Updated: Oct 26, 2019
This is a story about the two most important men in my life -- Jeff and Jesus -- and how they are pretty much on the same page when it comes to me.
There's been a few things on the internet about the roles of Christian women this week. Which is what is making me think about this.
When I was 21 and still a senior in college, we got engaged. In the course of our premarital conversations, Jeff told me he would like for me to stay home with our kids when they were little. I thought about this for a few days, and eventually said something like this:
"I'm 21 years old. I cannot, at this moment, commit to never having a profession if we have kids. I haven't even gotten to use my degree yet."
Jeff's response was something like, "Okay. We'll figure it out as we go."
That's it. Really.
And for the last 20 years, that's just about how Jeff and I have settled matters of my career and role in our family. I say what I want to do, and what I think God is calling me to do, and Jeff says, "Okay." And he absolutely means it.
Because my degree was English Literature, there was a good chance I was never going to get to use it. But I landed a part time writing job, and Jeff supported me taking this small thing I could get for now, and we trusted that God had something else coming for us. He did. While we were on our honeymoon, the magazine's Executive Editor quit, and they gave me -- for some crazy reason -- a full-time editor position.
Seven years later, we had a two year old kid, and I was still working. And then I heard God tell me that I had to quit my job and stay home full-time. He also said, "I've got you covered." I told Jeff that I heard God's voice tell me to give notice, and Jeff said, "Okay." I gave notice. I didn't work for years, and we came out of a recession still owning our small house and without debt.
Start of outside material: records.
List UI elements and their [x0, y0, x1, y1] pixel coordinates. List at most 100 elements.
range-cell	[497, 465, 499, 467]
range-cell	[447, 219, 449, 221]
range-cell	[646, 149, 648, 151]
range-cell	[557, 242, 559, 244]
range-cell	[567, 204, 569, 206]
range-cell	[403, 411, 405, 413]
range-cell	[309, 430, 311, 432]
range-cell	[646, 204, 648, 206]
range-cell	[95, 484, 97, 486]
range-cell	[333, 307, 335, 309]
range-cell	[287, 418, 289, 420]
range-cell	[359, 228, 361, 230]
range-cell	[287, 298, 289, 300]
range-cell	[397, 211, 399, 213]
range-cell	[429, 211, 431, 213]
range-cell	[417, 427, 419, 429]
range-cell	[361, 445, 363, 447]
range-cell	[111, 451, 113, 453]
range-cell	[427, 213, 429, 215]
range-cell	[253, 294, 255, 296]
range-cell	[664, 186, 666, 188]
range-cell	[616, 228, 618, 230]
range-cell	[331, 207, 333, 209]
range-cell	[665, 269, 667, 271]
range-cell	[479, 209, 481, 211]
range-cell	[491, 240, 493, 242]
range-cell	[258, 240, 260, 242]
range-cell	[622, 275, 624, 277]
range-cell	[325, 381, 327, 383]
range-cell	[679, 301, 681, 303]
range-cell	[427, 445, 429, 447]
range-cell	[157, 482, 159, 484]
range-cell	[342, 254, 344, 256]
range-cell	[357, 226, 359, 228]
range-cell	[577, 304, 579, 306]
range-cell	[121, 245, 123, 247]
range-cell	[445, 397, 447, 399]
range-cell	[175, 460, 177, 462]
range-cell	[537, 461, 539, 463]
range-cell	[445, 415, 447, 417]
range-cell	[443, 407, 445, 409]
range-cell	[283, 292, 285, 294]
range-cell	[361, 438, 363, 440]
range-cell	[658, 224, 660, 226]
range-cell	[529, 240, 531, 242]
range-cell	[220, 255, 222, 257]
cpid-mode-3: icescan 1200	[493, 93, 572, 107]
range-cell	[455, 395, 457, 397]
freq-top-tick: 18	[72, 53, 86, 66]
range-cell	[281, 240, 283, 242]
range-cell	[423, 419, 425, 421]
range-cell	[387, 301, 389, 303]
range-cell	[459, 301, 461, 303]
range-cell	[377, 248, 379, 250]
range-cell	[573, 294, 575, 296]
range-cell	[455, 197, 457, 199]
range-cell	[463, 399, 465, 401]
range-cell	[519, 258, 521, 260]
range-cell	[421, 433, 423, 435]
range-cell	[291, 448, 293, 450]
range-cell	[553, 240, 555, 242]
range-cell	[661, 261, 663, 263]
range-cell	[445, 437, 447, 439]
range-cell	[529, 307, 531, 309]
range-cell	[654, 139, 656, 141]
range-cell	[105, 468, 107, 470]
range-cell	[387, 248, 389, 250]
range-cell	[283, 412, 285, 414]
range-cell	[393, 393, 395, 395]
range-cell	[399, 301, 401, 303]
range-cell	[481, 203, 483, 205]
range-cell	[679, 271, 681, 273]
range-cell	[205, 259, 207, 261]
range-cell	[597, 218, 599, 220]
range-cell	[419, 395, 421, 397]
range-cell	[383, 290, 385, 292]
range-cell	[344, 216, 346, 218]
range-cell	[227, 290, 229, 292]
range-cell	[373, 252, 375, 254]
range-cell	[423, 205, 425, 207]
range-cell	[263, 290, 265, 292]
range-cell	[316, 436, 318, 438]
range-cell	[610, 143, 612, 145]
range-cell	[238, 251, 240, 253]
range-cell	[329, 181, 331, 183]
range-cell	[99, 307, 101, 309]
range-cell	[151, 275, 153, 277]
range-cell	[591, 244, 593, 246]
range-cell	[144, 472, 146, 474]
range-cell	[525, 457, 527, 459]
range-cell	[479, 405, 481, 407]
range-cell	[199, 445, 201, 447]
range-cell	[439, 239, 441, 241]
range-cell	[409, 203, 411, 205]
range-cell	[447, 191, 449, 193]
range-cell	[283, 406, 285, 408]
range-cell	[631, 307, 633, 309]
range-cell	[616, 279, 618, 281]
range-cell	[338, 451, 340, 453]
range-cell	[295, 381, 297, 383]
God had us covered indeed.
And then when I felt God leading me to start teaching young moms groups, Jeff again said, "Okay, go for it." We both felt that, though I could certainly earn more if I ran hard at pursuing secular journalism again (which I still do now and then for fun and a check), that this was where Jesus was calling me to spend my energy.
On it went. When God prompted me to write a book, and then another book Jeff said "Go for it." He okayed giving up the living room when I had test groups come over and give me book feedback. He okayed me signing with an agent based on my instincts, teaching almost every week, and being gone on the weekends when I started booking women's retreats.
He doesn't call it "babysitting" when I'm gone; he calls it being a father. When someone in his family said something to us about me being "gone so much" if this thing "really takes off" Jeff said, "If this thing takes off for Amanda, we are going to ride it as far as it will take her." He spends occasional Saturdays and date nights working my book table. He joins the audience when I teach co-ed groups in Recovery. He just totally and completely has my back.
We have never had a conversation about whether or not I should be teaching because I'm a woman. We just know Jesus said to me, "Go where I send thee." And he's sent me to audiences of both men and women, both of whom have lovingly taken the time to tell me that what I said blessed them.
This week I started reading an Insta-friend's book on women loving Jesus with all their heart, mind, soul and strength -- whatever that looks like for them. Author Kat Armstrong and I met through an online introduction by Vivian Mabuni, a wonderful Bible teacher and writer. Our three books were released on the same day this past July, and we celebrated online together, tagging each others books on the New Releases table at Barnes and Noble. Armstrong and Anderson are right next to each other on the shelf, so Kat's and my books are buddies. But the first copy Kat sent me got lost in the mail. I believe it was divine providence, because I got No More Holding Back, about women serving and loving God no matter what, the same week that some of Beth Moore's brothers in Christ made fun of her publicly, telling her to "go home" and saying she was part of a power grab women were making in church.
Kat's book soothed my soul, from the first page when she dedicated the book to her pastor husband Aaron, "for telling [her] to go for it...about everything." My husband got the very last page in my book, for being my "Wonderwall." Here's what Kat says about finding a husband, and the man in her life:
Free dating advice: If the prospect wants to talk about your submissiveness to his leadership, get the heck out of there, because I'm afraid for you...Nowhere in the Scriptures do we see a prescription for the kind of male leadership that controls, manages, or forces someone to submit. Submission, by definition, is not something asked of us; we offer it willingly to the Lord.
Never in my sixteen years of marriage has Aaron, my husband, ever asked, suggested or ordered me to submit...I gladly lean on my husband as my closest confidant. When He speaks into my life, I listen. And we haven't crossed a decision yet where we were not willing to wait to be on the same page and move forward in unison.
What Kat and I have experienced is something for which we are -- and should be -- profoundly grateful. We have husbands who submit to Jesus, and also trust our ability to hear Jesus clearly. Don't get me wrong -- I have been wrong sometimes and made some major relational mistakes because of my own brokenness; Jeff has called me out on them. But when it comes to God's calling on my life, we've never had conflict. Because both men in my life, Jesus and Jeff, see me as a valuable minister and teacher, and also a wife, a mother, a woman worthy of love. With tears streaming down my face as I write this, I'm profoundly grateful for them both today.